Pintu gerbang kediaman Yanti kemudian dibuka oleh security yang selalu siap di pos penjagaan rumah Yanti dan tak berselang lama mobil hitam milik Aris melaju perlahan untuk berhenti di area parkir.
“Hai, ” sapa Yanti dengan senyumnya yang cantik
“Hai, aku tadi hanya berharap security rumahmu tak menganggapku sebagai penguntit dan mengusirku dari depan rumahmu.”
“Hahaha, masuk yuk.” Ajak Yanti
Yanti kemudian mempersilahkan Aris masuk ke area sisi kanan kediamannya dimana disitu terdapat rumah khusus yang didesign seperti cottage dengan ruang tamu yang privat dan juga kamar, area itu diperuntukkan untuk keluarga atau rekanan bisnis yang menginap untuk pengerjaan project bisnis yang cukup lama.
Aris duduk di sofa dan Yanti di sisi kanannya dengan jarak tak terlampau jauh.
“Maaf kalo bikin kamu nunggu lama diluar.” Kata Yanti sebagai pembuka pembicaraan mereka.
“Hahah, menunggu kamu itu aku rasa adalah hobiku dari dulu.”
“Ris, jangan gitu dong, itu membuatku merasa bersalah.”
“Ga usah merasa bersalah, kamu juga tahu secara sadar kan apa yang kamu lakuin ke aku jaman dulu?”
“Ya, akulah yang bersalah disini, maka dari itu aku ingin minta maaf sama kamu dan berharap kamu bisa mengobati luka hatimu itu secara bertahap.”
“Bagaimana caranya?”
“Aku juga ga tahu bagaimana caranya.”
“Hahaha, ya kau lebih enak karena kamu masih bersuami saat ini, sedangkan aku memiliki istri tapi aku masih belum merasa mencintainya, perlu kau tahu aku menikahinya karena desakan orang tua yang melihatku sudah berumur. Aku enggan untuk menikah karena harapanku adalah menikahimu bukan menikahi orang lain. Tapi apa mau dikata kau malah lebih memilih orang lain. Aku sadar kasta ekonomi kita berbeda, kau lebih memilih dia daripada aku yang dibawah dia kan?”
“Aris, aku tak pernah berpikir begitu aku juga tidak membandingkan strata ekonomi kalian berdua!”
“Lalu apa? Kita saat itu sedang berpacaran tapi kau pergi dan meninggalkan aku sendiri tanpa kepastian! Apa kau sudah tidak punya hati nurani??”

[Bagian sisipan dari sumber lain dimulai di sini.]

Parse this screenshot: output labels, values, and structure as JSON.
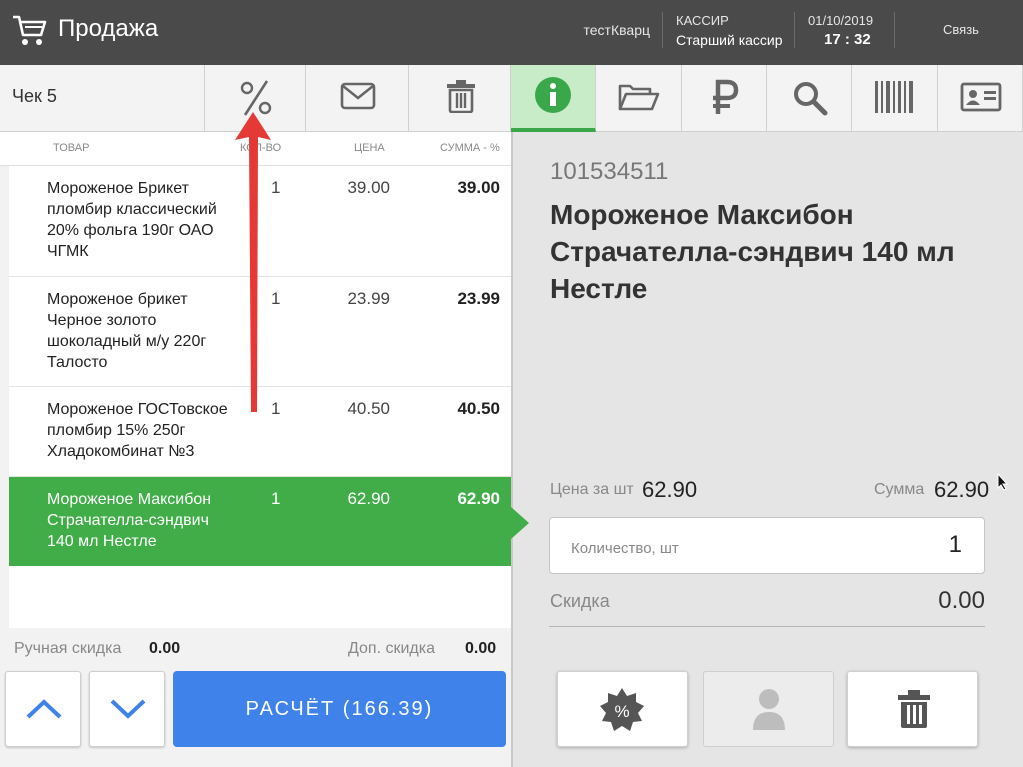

“Cukup Aris!! Aku menikahinya karena kedua keluarga kami rekanan bisnis, aku mau ga mau harus mengikuti keinginan Ayah untuk dijodohkan dengannya! Lalu bagaimana bisa aku mengatakannya padamu, sedangkan aku sendiri juga terluka karena harus melepaskanmu!”

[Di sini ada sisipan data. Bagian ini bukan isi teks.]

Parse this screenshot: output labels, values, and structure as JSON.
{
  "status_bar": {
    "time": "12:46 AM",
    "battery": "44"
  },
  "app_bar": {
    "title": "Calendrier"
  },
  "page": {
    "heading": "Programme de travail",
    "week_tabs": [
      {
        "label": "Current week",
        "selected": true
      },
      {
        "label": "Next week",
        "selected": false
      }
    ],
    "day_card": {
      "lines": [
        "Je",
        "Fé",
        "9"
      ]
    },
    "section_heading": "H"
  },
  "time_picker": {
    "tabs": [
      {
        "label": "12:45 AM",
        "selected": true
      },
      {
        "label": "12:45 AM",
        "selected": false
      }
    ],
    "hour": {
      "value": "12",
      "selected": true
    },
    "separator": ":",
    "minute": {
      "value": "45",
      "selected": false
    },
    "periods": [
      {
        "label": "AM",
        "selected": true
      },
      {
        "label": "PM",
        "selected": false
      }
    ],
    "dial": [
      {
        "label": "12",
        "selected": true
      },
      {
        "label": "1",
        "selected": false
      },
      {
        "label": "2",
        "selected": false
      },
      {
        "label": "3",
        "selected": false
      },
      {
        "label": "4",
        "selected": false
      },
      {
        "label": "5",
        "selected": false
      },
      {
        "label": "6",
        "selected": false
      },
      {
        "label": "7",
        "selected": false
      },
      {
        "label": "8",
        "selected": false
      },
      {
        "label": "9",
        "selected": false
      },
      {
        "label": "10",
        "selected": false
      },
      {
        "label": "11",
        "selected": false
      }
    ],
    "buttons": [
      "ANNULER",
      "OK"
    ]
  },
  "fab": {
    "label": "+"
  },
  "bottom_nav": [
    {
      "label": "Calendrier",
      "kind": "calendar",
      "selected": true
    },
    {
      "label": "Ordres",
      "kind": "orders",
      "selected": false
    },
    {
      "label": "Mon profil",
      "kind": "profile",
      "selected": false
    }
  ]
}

“Tapi kau menikmati pernikahanmu sampai detik ini kan?? Kau bahagia bersamanya sampai detik ini dan itu yang membuatku muak, Yanti!!”
“Ya, aku menikmatinya seperti pikiran sok tahu mu itu!! Aku menikmati sebagai janda! Kau puas sekarang dengan jawabanku??!!”
Seketika Aris tersentak dengan pernyataan yang keluar dari mulut Yanti, ia tak tahu ternyata kisah hidupnya setragis itu.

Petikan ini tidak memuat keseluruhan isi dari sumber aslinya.